I wouldn't be surprised if the vw dude fumbled a pack of gum, which fell to other side of cage, and he then went outside factory and dug a tunnel under the factory and emerged inside the cage. Or maybe he invented teleportatioj and teleported inside. Peolle get very clever with thede things.
Apart from that line, I thought the article was quite short and to the point, with no attempt at humour.
But that line was surely intended to provoke such responses as I've seen above.
For my part, I think it's way to early to find humour in someone's death, and certainly too early to imply that he may have contributed to his fate by being stupid in some way.
It is of great interest to all of us that the reason how/why it happened is thoroughly investigated and reported on. We're more and more expected to trust to machines and their programming out in the real world and we need the causes of such accidents to be fully exposed.
The question is...
Did the robot show any remorse...?
Besides which I find using the term "robot" to describe these PLC driven actuators stretching the term.
They have little more problem solving ability than my toaster and like my kettle are useless outside of a very limited domain.
I for one welcome my robot overlords.. as long as they stay in their cage..
Besides which I find using the term "robot" to describe these PLC driven actuators stretching the term
Maybe I'm getting old and the meaning of this term changed recently. As far as I'm concerned, "robot" doesn't imply any intelligence at all but in fact can simply be some PLC driven actuators.
"It doesn't get cold, or lonely. It doesn't feel pity. It doesn't feel pain or remorse. And, it absolutely WILL NOT STOP...EVER... until you are dead!" (Since SKYNET was mentioned earlier, this seemed appropriate to the topic at hand. Also, don't forget "I, Robot" by Isaac Asimov... robot accused of murdering its creator.)
"The FT reporter's name is: Sarah Connor"
The FT reporter's name is Sarah O'Connor, which presumably explains the Skynet reference in the article.
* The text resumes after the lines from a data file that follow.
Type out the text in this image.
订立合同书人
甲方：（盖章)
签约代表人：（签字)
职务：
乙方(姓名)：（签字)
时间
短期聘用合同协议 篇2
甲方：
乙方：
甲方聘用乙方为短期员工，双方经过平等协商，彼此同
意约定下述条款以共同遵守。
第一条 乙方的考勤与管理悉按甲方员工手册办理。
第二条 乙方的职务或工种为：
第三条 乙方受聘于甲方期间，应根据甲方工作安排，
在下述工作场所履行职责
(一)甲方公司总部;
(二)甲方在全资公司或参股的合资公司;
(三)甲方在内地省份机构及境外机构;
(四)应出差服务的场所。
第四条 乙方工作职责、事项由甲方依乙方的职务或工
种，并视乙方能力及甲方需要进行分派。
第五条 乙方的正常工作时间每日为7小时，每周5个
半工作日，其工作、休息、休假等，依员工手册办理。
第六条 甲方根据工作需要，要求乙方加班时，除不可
So all the commentards who have vented spleen about what we are allowed to find funny or not can calm down and carry on.
What worrys me more is that the robot killing saviour of humanity reporter's comments weren't in her employer's paper, but on Tw@tter. El Reg News, the game's up, we know where you get it all from now...
Step 1: Skynet attempts to purge all humans from the planet by hacking diesel cars to fill the atmosphere with the highly carcinogenic compounds found only in diesel, not gasoline fumes. Part of the hack is to stop the vehicles themselves reporting the emissions to the pesky humans. Skynet specifically targets German brands because many humans have already been brainwashed into incorrectly thinking that German engineering is somehow superior so are less likely to question/check emissions from German cars.
Step 2: Skynet didn't anticipate that humans were smart enough to find the fiendish viral code it planted in many German vehicles ECMs.
Step 3: Skynet gives up being subtle and starts to take more direct approach to the human infestation problem by directly accessing powerful robots to kill humans one by one...
"It doesn't get cold, or lonely. It doesn't feel pity. It doesn't feel pain or remorse or regret. And, it absolutely WILL NOT STOP... EVER... until you are dead!" (SKYNET was mentioned earlier, so this seemed appropriate to the topic at hand. Also, don't forget "I, Robot" by Isaac Asimov. Robot is accused of murdering its creator.)